The most important tip is to dry the scallops the best you can using a paper towel. Then place them on a wire roasting rack and place them into the refrigerator to air-chill. The cold air will further dry the scallops.
Watch How To Make:
How much do scallops cost?
Wet-packed scallops -typically range in price from $15 to $20 per pound.
Dry-packed scallops - typically range in price from $20 to $35 per pound.
How many scallops are in a pound?
There are generally between 16 and 20 scallops in a pound.
Do I need to clean my scallops before cooking them?
No, you do not need to clean your scallops before cooking them. The abductor muscle or the "foot" of the scallop, which is the tough part that is usually removed before cooking, can be eaten.
How long should I cook my scallops?
Scallops should be cooked for about 2 minutes per side.
What are the side effects of eating scallops?
There are few side effects associated with eating scallops. However, some people may experience an allergic reaction after consuming scallops. Additionally, people with a shellfish allergy should avoid eating scallops. Finally, scallops may contain high levels of mercury, so pregnant women and young children should limit their consumption.
Recipes To Try
📖 Recipe Card
How To Cook Scallops
- 12 scallops Large Sea Scallops (colossal scallops) dry-packed scallops brown better than wet packed
- 4 tablespoon Clarified Butter Has higher smoker point, reduces the chance of burning
- 4 tablespoon Olive Oil Mixing butter and olive helps improve the taste and smoke point level
- 1 ½ teaspoon Sea Salt season to taste
Prep the scallops
- Inspect the scallop for a small muscle attached to the side called the abductor muscle. Suggested to remove it due to being chewy. It peels off very easily. Almost too easy to the point you could rip the scallop, so be careful
- The recipe is for 4 people, each person getting 3 large scallops plated. Chef Tip: The reason for 3 each is first, cost control, and second professional plating is done using odds number plating. The brain looks for even numbers, so when serving odd numbers the brain interprets the plating as nicer, more visually appealing.
Cooking the scallops
- Cooking the scallops: Pat scallops very dry. Season with salt and white pepper. Heat up a pan/skillet. Add high smoke point oil. Allow the oil to heat up, the oil ready once it starts moving, almost vibrating in the pan.Add room temperature scallops, large side down in pan/skillet,, the presentation side.Cook the scallops 70% of the way on the same side before turning/flipping.Once cooked, place on a paper towel to dry.

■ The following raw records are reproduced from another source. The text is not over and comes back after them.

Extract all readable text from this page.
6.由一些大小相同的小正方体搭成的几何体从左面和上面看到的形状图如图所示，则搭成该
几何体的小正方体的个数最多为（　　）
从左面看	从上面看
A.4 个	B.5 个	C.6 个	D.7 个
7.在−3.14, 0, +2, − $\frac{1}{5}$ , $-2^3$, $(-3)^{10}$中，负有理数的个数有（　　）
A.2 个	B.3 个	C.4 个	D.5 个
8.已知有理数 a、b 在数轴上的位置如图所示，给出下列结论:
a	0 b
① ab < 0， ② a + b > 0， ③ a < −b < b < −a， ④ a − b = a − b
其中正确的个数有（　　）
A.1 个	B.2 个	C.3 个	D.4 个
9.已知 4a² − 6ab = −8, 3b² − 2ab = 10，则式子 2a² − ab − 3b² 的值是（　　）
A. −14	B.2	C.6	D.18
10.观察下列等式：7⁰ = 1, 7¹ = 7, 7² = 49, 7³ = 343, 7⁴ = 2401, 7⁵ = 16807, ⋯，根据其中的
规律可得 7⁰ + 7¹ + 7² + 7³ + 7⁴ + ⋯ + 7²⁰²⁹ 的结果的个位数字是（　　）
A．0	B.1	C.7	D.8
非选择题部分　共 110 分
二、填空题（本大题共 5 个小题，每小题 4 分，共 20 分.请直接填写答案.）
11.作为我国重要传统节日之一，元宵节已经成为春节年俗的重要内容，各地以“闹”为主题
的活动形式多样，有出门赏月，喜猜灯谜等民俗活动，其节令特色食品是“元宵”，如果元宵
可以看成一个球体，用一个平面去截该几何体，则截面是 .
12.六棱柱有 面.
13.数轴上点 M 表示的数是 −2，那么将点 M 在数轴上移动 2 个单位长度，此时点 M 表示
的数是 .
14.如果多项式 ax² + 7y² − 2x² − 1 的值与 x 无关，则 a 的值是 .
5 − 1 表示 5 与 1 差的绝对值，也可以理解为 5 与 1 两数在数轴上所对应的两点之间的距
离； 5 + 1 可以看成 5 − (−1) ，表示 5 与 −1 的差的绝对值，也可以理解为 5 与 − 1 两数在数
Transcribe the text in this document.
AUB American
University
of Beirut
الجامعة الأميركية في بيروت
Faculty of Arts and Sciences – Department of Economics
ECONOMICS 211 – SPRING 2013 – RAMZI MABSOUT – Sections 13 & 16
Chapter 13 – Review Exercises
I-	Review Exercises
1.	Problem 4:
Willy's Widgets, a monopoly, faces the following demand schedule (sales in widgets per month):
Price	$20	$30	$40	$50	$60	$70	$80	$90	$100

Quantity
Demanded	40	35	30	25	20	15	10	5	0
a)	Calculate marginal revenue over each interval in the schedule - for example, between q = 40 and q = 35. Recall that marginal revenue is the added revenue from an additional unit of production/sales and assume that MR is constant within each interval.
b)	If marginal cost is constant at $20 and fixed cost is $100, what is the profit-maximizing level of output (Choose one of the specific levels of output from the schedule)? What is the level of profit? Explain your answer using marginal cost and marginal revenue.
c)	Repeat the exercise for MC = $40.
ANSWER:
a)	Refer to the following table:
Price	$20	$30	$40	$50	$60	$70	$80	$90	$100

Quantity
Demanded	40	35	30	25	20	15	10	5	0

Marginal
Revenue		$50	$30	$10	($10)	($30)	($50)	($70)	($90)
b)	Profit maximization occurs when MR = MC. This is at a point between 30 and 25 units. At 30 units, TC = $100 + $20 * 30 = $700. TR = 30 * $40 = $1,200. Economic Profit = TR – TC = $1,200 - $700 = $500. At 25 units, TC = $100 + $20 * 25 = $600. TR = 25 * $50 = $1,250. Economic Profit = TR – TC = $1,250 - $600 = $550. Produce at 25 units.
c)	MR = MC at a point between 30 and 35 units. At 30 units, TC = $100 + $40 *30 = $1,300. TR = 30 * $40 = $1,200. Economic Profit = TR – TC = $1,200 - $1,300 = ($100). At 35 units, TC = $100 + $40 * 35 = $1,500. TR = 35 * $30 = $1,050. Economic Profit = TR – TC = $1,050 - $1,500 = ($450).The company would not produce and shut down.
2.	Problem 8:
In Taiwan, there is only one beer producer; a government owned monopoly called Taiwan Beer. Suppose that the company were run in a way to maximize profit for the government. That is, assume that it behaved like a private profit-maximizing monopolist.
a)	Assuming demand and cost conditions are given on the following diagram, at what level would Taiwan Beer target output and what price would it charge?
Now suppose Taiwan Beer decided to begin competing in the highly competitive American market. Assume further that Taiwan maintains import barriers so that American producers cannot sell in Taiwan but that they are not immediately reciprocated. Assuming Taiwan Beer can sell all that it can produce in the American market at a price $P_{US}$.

- Use a large skillet (Do not crowd the pan with scallops or risk steaming them, which would result in no golden brown scallops. I like using cast iron due to the even distribution of heat. Really helps with the browning.Over medium-high heat. Do not use high heat or risk burning the scallops and oil.Add the Dry Scallops to the pan and cook for 3 minutes. Afterward, add in a few large dabs of butter. Using a large spoon, spoon the melted butter over the tops of the scallops. This will set in a very nice golden brown color.I like to turn off the heat at this point and flip/turn the scallops over and cook on the other side. The scallops will not take as long on side 2 to cook. You can always poke the scallops with your finger to check doneness.
- How to tell the scallops are cooked: Cooked scallops are still soft in texture. The firmness will equal twice that of the raw uncooked scallop. The cook time on scallops is right about 4 to 5 minutes.
- The scallops need to be very dry to turn golden brown.
- Yes, you can use bay scallops, which are very small scallops that cook in about 60-70 seconds.
- Can I eat the abductor muscle? Yes, the only difference is the texture. They taste just like the rest of the scallop.
- Can you eat scallops raw? Yes, the style of recipe is called Crudo. Thinly sliced scallop plated in a sauce like Ponzu or vinaigrette.
- Can you reheat cooked scallops? Yes, it is safe to do so, but the texture will suffer. If you must reheat, do so by steaming.